Sorry, can you tell this is something I feel very strongly about..? :o
*I am, in fact, trying to find someone who will do CBT or psychotherapy with me - but somebody who has an interest/specialism in ASD. I feel this will be more successful - I'm a veteran of therapy, but while it has helped deal with the abuse and self harm, it has never dealt with the effects of how my brain actually differs from a neurotypical one. So again, I felt a failure for not responding to it in a normal way.
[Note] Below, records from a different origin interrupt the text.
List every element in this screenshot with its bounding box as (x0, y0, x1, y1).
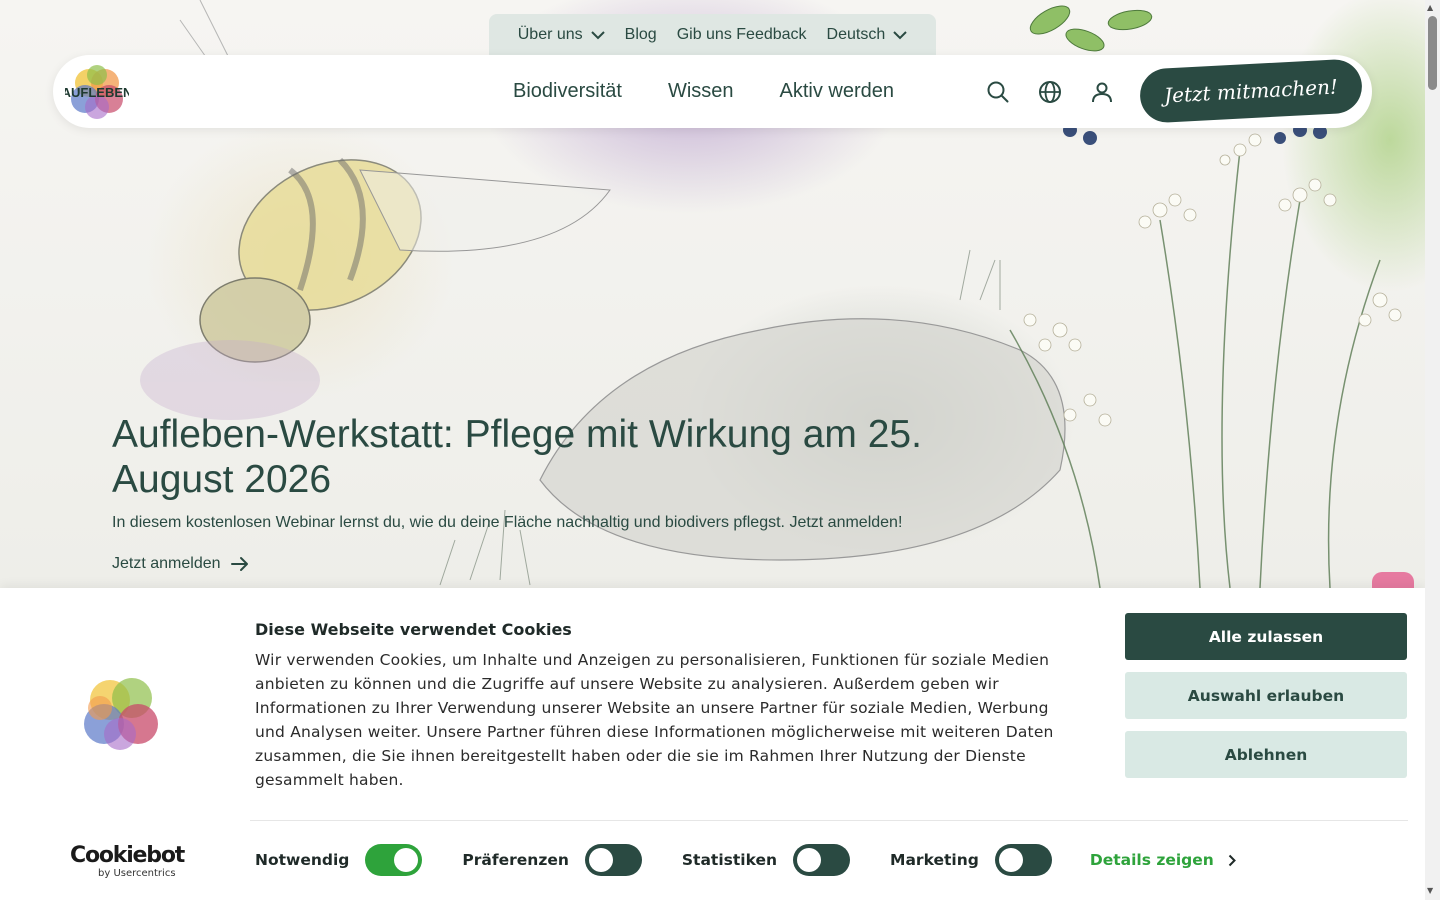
chevron-down-icon (590, 30, 605, 39)
search-button[interactable] (983, 77, 1013, 107)
consent-label: Notwendig (255, 851, 350, 869)
topnav-label: Deutsch (826, 26, 886, 43)
language-button[interactable] (1035, 77, 1065, 107)
preferences-toggle[interactable] (584, 844, 642, 876)
details-label: Details zeigen (1089, 851, 1214, 869)
topnav-item-language[interactable]: Deutsch (817, 26, 918, 44)
cookiebot-sub: by Usercentrics (98, 868, 176, 879)
topnav-label: Gib uns Feedback (676, 26, 807, 43)
globe-icon (1039, 81, 1061, 103)
nav-link-biodiversity[interactable]: Biodiversität (513, 80, 622, 103)
show-details-link[interactable]: Details zeigen (1090, 851, 1236, 869)
scrollbar-thumb[interactable] (1428, 16, 1437, 90)
join-now-button[interactable]: Jetzt mitmachen! (1138, 58, 1364, 124)
scroll-up-icon[interactable]: ▲ (1427, 3, 1433, 13)
user-icon (1092, 82, 1112, 103)
cookiebot-name: Cookiebot (70, 843, 185, 868)
consent-label: Marketing (890, 851, 979, 869)
allow-selection-button[interactable]: Auswahl erlauben (1125, 672, 1407, 719)
nav-icon-group (983, 77, 1117, 107)
nav-link-knowledge[interactable]: Wissen (668, 80, 734, 103)
hero-title: Aufleben-Werkstatt: Pflege mit Wirkung a… (112, 413, 922, 501)
register-link-label: Jetzt anmelden (112, 555, 221, 572)
topnav-item-about[interactable]: Über uns (508, 26, 615, 44)
main-navigation: AUFLEBEN Biodiversität Wissen Aktiv werd… (53, 55, 1372, 128)
consent-label: Statistiken (681, 851, 778, 869)
cookie-banner-title: Diese Webseite verwendet Cookies (255, 620, 572, 639)
toggle-knob (588, 848, 613, 872)
reject-button[interactable]: Ablehnen (1125, 731, 1407, 778)
chevron-down-icon (893, 30, 907, 39)
consent-label: Präferenzen (462, 851, 569, 869)
consent-marketing: Marketing (890, 844, 1052, 876)
search-icon (987, 81, 1009, 103)
consent-preferences: Präferenzen (462, 844, 642, 876)
marketing-toggle[interactable] (994, 844, 1052, 876)
cookie-banner-text: Wir verwenden Cookies, um Inhalte und An… (255, 651, 1054, 789)
consent-necessary: Notwendig (255, 844, 423, 876)
hero-description: In diesem kostenlosen Webinar lernst du,… (112, 514, 903, 531)
banner-divider (250, 820, 1408, 821)
consent-toggles: Notwendig Präferenzen Statistiken Market… (255, 843, 1236, 877)
accept-all-button[interactable]: Alle zulassen (1125, 613, 1407, 660)
cookiebot-flower-logo (84, 678, 158, 750)
nav-link-get-active[interactable]: Aktiv werden (780, 80, 895, 103)
scroll-down-icon[interactable]: ▼ (1427, 886, 1433, 896)
aufleben-logo[interactable]: AUFLEBEN (65, 63, 129, 121)
toggle-knob (998, 848, 1023, 872)
feedback-tab[interactable] (1372, 572, 1414, 588)
necessary-toggle[interactable] (365, 844, 423, 876)
arrow-right-icon (230, 557, 248, 571)
top-navigation: Über uns Blog Gib uns Feedback Deutsch (489, 14, 936, 56)
statistics-toggle[interactable] (793, 844, 851, 876)
cookiebot-brand[interactable]: Cookiebot by Usercentrics (70, 843, 185, 880)
toggle-knob (394, 848, 419, 872)
topnav-item-feedback[interactable]: Gib uns Feedback (667, 26, 817, 44)
topnav-label: Über uns (517, 26, 583, 43)
consent-statistics: Statistiken (681, 844, 851, 876)
svg-text:AUFLEBEN: AUFLEBEN (65, 85, 129, 100)
primary-links: Biodiversität Wissen Aktiv werden (513, 55, 894, 128)
topnav-item-blog[interactable]: Blog (615, 26, 667, 44)
page-scrollbar[interactable]: ▲ ▼ (1425, 0, 1440, 900)
register-link[interactable]: Jetzt anmelden (112, 555, 249, 573)
toggle-knob (797, 848, 822, 872)
account-button[interactable] (1087, 77, 1117, 107)
cookie-banner: Diese Webseite verwendet Cookies Wir ver… (0, 588, 1425, 900)
chevron-right-icon (1228, 854, 1236, 866)
topnav-label: Blog (624, 26, 657, 43)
Anyway. I had basically given up on getting assessed, and I just quietly thought of myself as an Aspie but didn't feel able to tell people so. But then I visited an open day for a local wellbeing college and there was a course about autism. I spoke to the peer trainer about it, and he told me how he was diagnosed as an adult by this particular person in the NHS who now ran the course with him. She is a specialist in adult ASD - assessing adults for it is the main part of her job I think. He gave me her email address and I felt really nervous but he assured me it was ok. So I emailed her and she sent me the specific form to get the GP to fill out, and once I'd shown the GP the email thread where we were discussing it, she was happy to fill it out. I then went to see the specialist (ironically at the same place I'd seen the twat psychiatrist - the specialist works county-wide and travels to different places for appts), and took my parents because she'd told me she would need to talk to them about what I was like as a child (I dreaded that bit - my parents were not exactly on the ball - but I was allowed to stay in while she interviewed them, and afterwards said she agreed with just how 'off' the ball they were...). So that was it really. It was sheer coincidence that put me in contact with her. Which isn't very helpful for you, sorry :(
(unless you happen to be in West Sussex?! You could always PM me if so!)
Sorry for that ridiculously long waffle.